All in all, I think the best strategy for Lee would be to find an accountant that is specialized and knowledgeable in the Real Estate Professional designation and help get his wife to meet that criteria. It allows for his rental losses to offset his wages, there's no creation of any taxes, there's no special tax returns that need prepared to do it, and he keeps his bill to his CPA and IRS at an absolute minimum while adhering to tax laws. 

That was exactly what I wanted to do; make smart investment with 1/3 of my hard work using real estate investment as the tool. The dilemma is that I am not sure if my wife is allowed to be a Real Estate Professional under the immigration law. Maybe I should find an immigration law attorney? :) 

Originally posted by @Colleen F. :

I will caution  you  that while paying a CPA a reasonable amount to do your taxes is worth it be careful of the tax strategy CPA.  We were really taken for a ride by one CPA who basically billed himself this way and our taxes were no better by him then then other while he cost thousands.
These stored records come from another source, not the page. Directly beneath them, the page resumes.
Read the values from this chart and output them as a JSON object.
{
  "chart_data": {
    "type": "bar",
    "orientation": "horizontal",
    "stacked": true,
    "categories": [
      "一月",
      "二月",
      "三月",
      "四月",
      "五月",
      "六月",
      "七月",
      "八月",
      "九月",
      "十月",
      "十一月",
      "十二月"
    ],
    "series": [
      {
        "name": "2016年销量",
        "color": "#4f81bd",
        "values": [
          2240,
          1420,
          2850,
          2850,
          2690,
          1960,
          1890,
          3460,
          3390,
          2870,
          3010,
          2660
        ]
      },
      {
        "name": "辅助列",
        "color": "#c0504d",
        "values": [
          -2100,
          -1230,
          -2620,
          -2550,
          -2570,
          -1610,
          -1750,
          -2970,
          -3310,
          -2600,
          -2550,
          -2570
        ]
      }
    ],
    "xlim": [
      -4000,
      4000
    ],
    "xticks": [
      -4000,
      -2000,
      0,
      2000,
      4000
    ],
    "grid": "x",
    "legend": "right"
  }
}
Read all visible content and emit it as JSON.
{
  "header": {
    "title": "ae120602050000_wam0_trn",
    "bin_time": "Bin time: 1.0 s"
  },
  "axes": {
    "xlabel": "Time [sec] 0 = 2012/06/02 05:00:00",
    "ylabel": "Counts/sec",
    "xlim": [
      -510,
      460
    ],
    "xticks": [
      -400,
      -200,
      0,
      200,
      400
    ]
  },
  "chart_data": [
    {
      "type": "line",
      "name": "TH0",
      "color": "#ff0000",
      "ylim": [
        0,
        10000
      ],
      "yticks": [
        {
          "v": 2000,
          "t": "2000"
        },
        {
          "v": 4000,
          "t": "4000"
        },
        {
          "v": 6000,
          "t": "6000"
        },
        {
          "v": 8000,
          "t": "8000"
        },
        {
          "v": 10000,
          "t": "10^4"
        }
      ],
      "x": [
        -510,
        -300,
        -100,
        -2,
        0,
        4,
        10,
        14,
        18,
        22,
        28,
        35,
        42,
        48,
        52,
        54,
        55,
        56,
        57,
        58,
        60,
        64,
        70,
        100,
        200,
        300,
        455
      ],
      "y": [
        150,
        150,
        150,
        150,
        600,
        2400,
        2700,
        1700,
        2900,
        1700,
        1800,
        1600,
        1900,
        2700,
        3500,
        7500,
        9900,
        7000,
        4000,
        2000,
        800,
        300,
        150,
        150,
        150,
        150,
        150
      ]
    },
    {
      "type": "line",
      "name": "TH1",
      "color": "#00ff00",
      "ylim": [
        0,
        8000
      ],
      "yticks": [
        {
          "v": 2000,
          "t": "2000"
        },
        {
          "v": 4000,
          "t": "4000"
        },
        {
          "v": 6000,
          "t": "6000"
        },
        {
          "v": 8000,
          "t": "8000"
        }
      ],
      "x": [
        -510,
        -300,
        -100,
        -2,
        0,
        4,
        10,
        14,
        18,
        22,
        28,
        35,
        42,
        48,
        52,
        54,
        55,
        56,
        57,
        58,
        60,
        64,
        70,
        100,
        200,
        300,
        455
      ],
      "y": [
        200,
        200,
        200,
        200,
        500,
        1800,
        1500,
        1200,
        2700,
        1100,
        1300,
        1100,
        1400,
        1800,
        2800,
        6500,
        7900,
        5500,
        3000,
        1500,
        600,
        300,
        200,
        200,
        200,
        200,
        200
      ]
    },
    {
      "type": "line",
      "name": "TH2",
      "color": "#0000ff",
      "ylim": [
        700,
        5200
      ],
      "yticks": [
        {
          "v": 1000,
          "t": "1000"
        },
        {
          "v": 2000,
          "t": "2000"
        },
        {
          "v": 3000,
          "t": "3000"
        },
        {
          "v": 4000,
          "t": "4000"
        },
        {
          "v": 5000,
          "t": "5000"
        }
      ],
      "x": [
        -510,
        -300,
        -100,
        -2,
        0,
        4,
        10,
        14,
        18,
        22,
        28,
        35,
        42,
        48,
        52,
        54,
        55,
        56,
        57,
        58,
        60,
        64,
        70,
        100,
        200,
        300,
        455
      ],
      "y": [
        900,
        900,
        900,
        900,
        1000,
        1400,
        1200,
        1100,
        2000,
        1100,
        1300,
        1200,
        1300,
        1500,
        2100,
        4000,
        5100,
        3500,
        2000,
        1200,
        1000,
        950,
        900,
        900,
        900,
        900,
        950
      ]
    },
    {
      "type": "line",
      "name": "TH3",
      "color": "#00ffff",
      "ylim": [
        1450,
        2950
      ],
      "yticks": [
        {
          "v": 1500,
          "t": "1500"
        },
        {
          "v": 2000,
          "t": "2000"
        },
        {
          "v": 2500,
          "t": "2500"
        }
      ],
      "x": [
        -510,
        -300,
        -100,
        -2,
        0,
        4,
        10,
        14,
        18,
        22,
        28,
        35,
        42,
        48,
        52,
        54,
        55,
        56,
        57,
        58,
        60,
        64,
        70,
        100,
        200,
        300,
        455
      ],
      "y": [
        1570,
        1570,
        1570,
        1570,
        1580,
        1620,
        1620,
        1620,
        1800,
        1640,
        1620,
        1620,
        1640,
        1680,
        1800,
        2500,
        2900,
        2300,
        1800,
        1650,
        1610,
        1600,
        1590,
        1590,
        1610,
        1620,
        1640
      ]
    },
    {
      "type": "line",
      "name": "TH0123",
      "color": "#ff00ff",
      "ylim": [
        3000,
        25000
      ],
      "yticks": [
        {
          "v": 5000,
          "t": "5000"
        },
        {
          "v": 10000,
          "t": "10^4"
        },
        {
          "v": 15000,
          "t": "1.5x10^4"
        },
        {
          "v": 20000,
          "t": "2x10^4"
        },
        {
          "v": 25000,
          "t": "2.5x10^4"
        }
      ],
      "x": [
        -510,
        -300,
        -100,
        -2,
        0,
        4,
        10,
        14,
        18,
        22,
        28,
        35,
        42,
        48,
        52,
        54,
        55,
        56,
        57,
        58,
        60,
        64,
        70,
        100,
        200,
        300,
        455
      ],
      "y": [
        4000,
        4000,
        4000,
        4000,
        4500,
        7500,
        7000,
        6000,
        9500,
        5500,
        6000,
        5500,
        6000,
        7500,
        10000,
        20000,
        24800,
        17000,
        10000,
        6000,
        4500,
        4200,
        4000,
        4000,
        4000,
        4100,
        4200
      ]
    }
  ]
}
He had us thinking we would at least make his fee back and for our wage earning and "passive" RE investments that wasn't true.  You are a wage earner at the moment and you are going to pay the rate the current administration is asking plus pay for any income you show on rentals. The key is what income you show. 

Your wife's visa may not bar her from positioning herself through training now  to have a primary real estate occupation should she ever have a working visa down the road. That would move you out of the "Passive" investor category and open more tax deductions but that would be long term planning. 

I agree. It is very difficult to know their price will be worth in my situation beforehand. I certainly do not want someone recommends unlawful strategies. I will have to go with a CPA who does not charge top price but still specialize in real estate.